14.12.2020 Gemeinsames Yoga-Projekt der Marburger Indologie und der Londoner SOAS

Copyright: Hatha Yoga Project

Die Marburger Indologie hat zusammen mit der Abteilung für Indologie an der Londoner School of Oriental and African Studies den Zuschlag für ein "UK-German Project" erhalten, welches gemeinsam vom britischen Arts and Humanities Research Council (AHRC) und der Deutschen Forschungsgemeinschaft (DFG) finanziert wird. Von Januar 2021 an wird an beiden Standorten ein Team von fünf Forscherinnen und Forschern unter der Leitung von James Mallinson und Jürgen Hanneder ein Schlüsselwerk des Haṭha-Yoga erforschen. Die Haṭha(yoga)pradīpikā ist der vielleicht einflußreichste Text des "körperlichen" Yoga, der in den letzten zwei Dekaden als globale Bewegung ein schier unglaubliches Wachstum vollzog. Ob man nun die wirtschaftlichen Daten betrachtet – die Branche setzt jedes Jahr viele Milliarden Euro um –, oder das Phänomen des Kulturkontaktes – in keinem Gebiet ist der Einfluß indischer Kultur auf die Welt vermutlich größer –, es handelt sich um eine spektakuläre Entwicklung, deren Erforschung mit London als Gravitationszentrum in den letzten Jahren erheblich an Fahrt aufgenommen hat.

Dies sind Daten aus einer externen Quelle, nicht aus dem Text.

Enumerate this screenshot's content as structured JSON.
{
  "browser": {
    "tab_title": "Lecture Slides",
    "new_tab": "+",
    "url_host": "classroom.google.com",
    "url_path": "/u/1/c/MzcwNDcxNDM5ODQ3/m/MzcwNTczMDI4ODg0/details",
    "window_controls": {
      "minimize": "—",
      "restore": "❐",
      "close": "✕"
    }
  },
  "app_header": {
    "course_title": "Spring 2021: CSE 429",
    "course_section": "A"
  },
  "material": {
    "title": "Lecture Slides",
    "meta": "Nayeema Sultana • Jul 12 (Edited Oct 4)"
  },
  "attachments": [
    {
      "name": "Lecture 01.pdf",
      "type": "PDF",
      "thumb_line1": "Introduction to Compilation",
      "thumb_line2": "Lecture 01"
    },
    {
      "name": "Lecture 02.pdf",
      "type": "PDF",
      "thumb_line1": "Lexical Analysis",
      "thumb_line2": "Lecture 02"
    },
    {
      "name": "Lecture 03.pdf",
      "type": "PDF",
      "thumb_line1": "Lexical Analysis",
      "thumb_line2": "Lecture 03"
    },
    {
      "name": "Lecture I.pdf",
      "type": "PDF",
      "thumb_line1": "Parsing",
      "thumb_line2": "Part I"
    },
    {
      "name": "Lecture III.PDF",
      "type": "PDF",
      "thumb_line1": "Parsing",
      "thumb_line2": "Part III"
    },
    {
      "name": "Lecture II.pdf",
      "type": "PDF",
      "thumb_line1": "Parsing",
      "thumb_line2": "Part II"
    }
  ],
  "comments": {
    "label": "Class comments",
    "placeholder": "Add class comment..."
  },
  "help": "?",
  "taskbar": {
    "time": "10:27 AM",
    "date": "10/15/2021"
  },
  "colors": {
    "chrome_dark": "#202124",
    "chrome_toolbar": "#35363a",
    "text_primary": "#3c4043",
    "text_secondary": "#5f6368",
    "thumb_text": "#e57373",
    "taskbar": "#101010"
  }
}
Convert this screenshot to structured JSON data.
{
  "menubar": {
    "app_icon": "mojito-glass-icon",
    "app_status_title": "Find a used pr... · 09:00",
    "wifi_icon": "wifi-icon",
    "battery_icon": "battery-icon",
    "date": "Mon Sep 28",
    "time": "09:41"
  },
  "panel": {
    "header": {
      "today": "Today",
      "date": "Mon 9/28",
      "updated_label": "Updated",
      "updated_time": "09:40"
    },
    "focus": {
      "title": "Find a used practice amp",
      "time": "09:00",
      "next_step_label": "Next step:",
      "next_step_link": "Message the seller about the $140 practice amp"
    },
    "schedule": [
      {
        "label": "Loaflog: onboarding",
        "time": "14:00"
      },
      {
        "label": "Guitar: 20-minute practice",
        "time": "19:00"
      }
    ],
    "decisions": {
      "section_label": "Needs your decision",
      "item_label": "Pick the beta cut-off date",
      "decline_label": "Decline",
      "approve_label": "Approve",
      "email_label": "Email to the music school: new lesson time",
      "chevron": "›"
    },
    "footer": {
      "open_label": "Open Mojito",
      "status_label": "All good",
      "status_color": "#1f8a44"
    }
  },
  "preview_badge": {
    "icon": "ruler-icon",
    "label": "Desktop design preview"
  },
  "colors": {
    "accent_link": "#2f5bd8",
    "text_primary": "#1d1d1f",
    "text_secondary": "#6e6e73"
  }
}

Die Begleitumstände dieser globalen Bewegung zu untersuchen, ist eine soziologische, religionswissenschaftliche und angesichts der indischen Kulturpolitik auch politologische Aufgabe. Wie die indischen Ansprüche an das copyright für den Yoga zeigen, fehlte der Forschung aber lange eine klare Vorstellung von der historischen Entwicklung des körperlichen Yoga. War er so alt wie die Yoga-Bewegung oder gar die Esoterik dachte, oder war er im Gegenteil vor allem eine Erfindung der späten Kolonialzeit? Erst durch die jüngsten Forschungen in London läßt sich mit Hilfe neuer Quellen die Entwicklung des Haṭha-Yoga genauer nachzeichnen.

Trotz des großen Erfolgs dieser Studien, fehlte in diesem Mosaik bisher noch ein wichtiges Segment:
die Haṭhapradīpikā, ein Text, der zwar oft als normativ für die weitere Entwicklung des Yoga bis in die Moderne angesehen wird, hinter dem sich aber mehrere Versionen recht unterschiedlicher Länge verstecken. Der Text ist – angesichts seiner Popularität nicht verwunderlich – in einer großen Zahl an Handschriften überliefert, deren Details einiges über die Rezeptionsgeschichte und Entwicklungsdynamik einer mittelalterlichen Bewegung auf dem Weg in die Neuzeit verraten kann. Gedruckt ist allerdings nur ein Ausschnitt aus dieser Vielfalt. Das Projekt hat es sich zur Aufgabe gemacht, die Haṭhapradīpikā in allen Versionen zu erschließen, also die Originaltexte kritisch zu edieren, zu übersetzen und zu kommentieren.

Während die Londoner Gruppe seit längerem das internationale Zentrum der Yoga-Forschung darstellt, wird Marburg seine in vielen Projekten erprobte editionswissenschaftliche Expertise einbringen. Für den Leiter des Fachgebietes Indologie an der Philipps-Universität verbindet sich mit der Kooperation eine längerfristige Erweiterung der Forschungsschwerpunkte, die bisher vor allem in der kaschmirischen Sanskritliteratur liegen, um die Erforschung der vielfältigen Ausprägungen des Yoga. Die Kooperation, die von den ehemaligen Studienkollegen Mallinson und Hanneder geleitet wird, ist zugleich ein Zeichen für die englisch-deutsche Forschungskooperation, die in der Indologie in Deutschland seit ihrer Gründung praktiziert wurde, und die sich auch durch eine vorübergehende Beeinträchtigung durch die Politik nicht beirren läßt.